How to find correlation when two random variable $W_1 =4X + 3Y$ and $W_2 = 4X + 9Y$ are given as a linear equation of $X$ and $Y$.

1

There are 1 best solutions below

0
On BEST ANSWER

$$\rho(W_1,W_2) = \frac{Cov(W_1,W_2)}{\sqrt{Var(W_1)V(W_2}}$$

The covariance is a bilinear function, so :

$Cov(W_1,W_2) = Cov(4X+3Y, 4X+9Y) = 16 Var(X) + 27 Var(Y) + 48 Cov(X,Y)$

Assuming that $X$ and $Y$ are independent, we have $Cov(X,Y)=0$ and $Var(W_i) = a_i^2 Var(X) + b_i^2 Var(Y)$.

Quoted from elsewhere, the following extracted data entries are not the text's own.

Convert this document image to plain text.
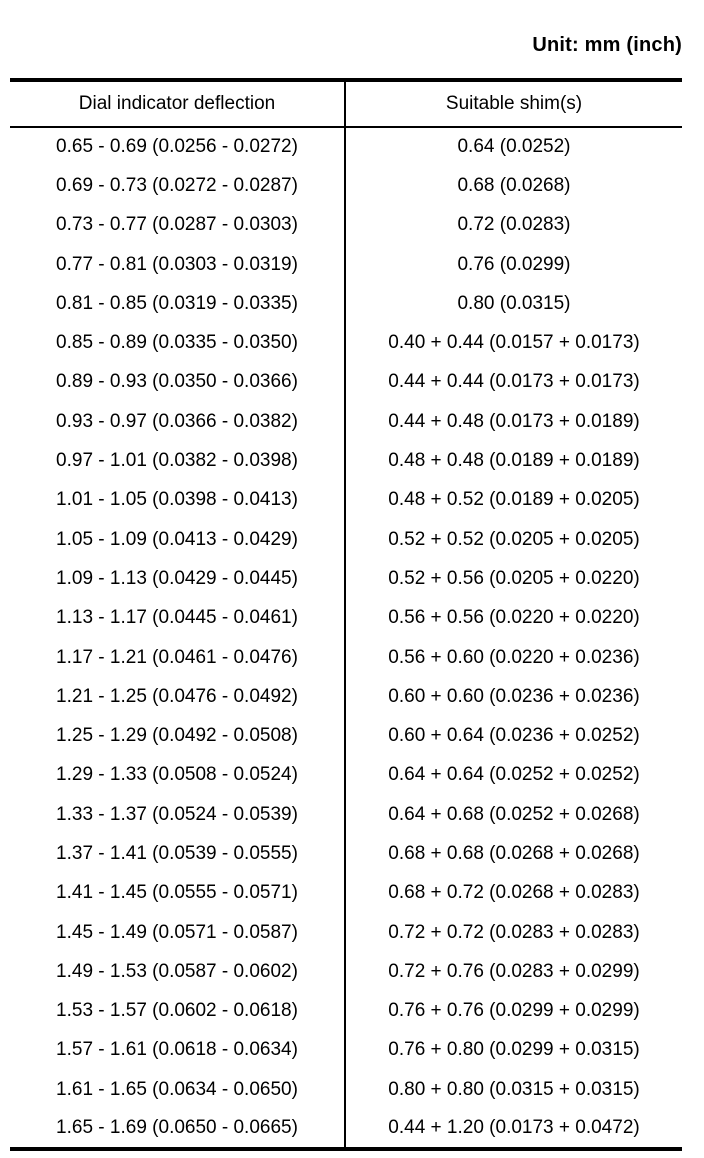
Unit: mm (inch)
Dial indicator deflection	Suitable shim(s)
0.65 - 0.69 (0.0256 - 0.0272)	0.64 (0.0252)
0.69 - 0.73 (0.0272 - 0.0287)	0.68 (0.0268)
0.73 - 0.77 (0.0287 - 0.0303)	0.72 (0.0283)
0.77 - 0.81 (0.0303 - 0.0319)	0.76 (0.0299)
0.81 - 0.85 (0.0319 - 0.0335)	0.80 (0.0315)
0.85 - 0.89 (0.0335 - 0.0350)	0.40 + 0.44 (0.0157 + 0.0173)
0.89 - 0.93 (0.0350 - 0.0366)	0.44 + 0.44 (0.0173 + 0.0173)
0.93 - 0.97 (0.0366 - 0.0382)	0.44 + 0.48 (0.0173 + 0.0189)
0.97 - 1.01 (0.0382 - 0.0398)	0.48 + 0.48 (0.0189 + 0.0189)
1.01 - 1.05 (0.0398 - 0.0413)	0.48 + 0.52 (0.0189 + 0.0205)
1.05 - 1.09 (0.0413 - 0.0429)	0.52 + 0.52 (0.0205 + 0.0205)
1.09 - 1.13 (0.0429 - 0.0445)	0.52 + 0.56 (0.0205 + 0.0220)
1.13 - 1.17 (0.0445 - 0.0461)	0.56 + 0.56 (0.0220 + 0.0220)
1.17 - 1.21 (0.0461 - 0.0476)	0.56 + 0.60 (0.0220 + 0.0236)
1.21 - 1.25 (0.0476 - 0.0492)	0.60 + 0.60 (0.0236 + 0.0236)
1.25 - 1.29 (0.0492 - 0.0508)	0.60 + 0.64 (0.0236 + 0.0252)
1.29 - 1.33 (0.0508 - 0.0524)	0.64 + 0.64 (0.0252 + 0.0252)
1.33 - 1.37 (0.0524 - 0.0539)	0.64 + 0.68 (0.0252 + 0.0268)
1.37 - 1.41 (0.0539 - 0.0555)	0.68 + 0.68 (0.0268 + 0.0268)
1.41 - 1.45 (0.0555 - 0.0571)	0.68 + 0.72 (0.0268 + 0.0283)
1.45 - 1.49 (0.0571 - 0.0587)	0.72 + 0.72 (0.0283 + 0.0283)
1.49 - 1.53 (0.0587 - 0.0602)	0.72 + 0.76 (0.0283 + 0.0299)
1.53 - 1.57 (0.0602 - 0.0618)	0.76 + 0.76 (0.0299 + 0.0299)
1.57 - 1.61 (0.0618 - 0.0634)	0.76 + 0.80 (0.0299 + 0.0315)
1.61 - 1.65 (0.0634 - 0.0650)	0.80 + 0.80 (0.0315 + 0.0315)
1.65 - 1.69 (0.0650 - 0.0665)	0.44 + 1.20 (0.0173 + 0.0472)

Finally (in the independent case) :

$$\rho(W_1,W_2) = \frac{16 Var(X) + 27 Var(Y)}{\sqrt{(16Var(X)+9Var(Y))(16Var(X)+81Var(Y))}}$$

I let you finish the simplification.

If $X$ and $Y$ are not independent, you need to calculate $Cov(X,Y)$ but also $Var(W_i) = Cov(W_i, W_i) = a_i^2 Var(X) + b_i^2 Var(Y) + 2a_ib_i Cov(X,Y)$.

I think you have everything you need to know what to do next.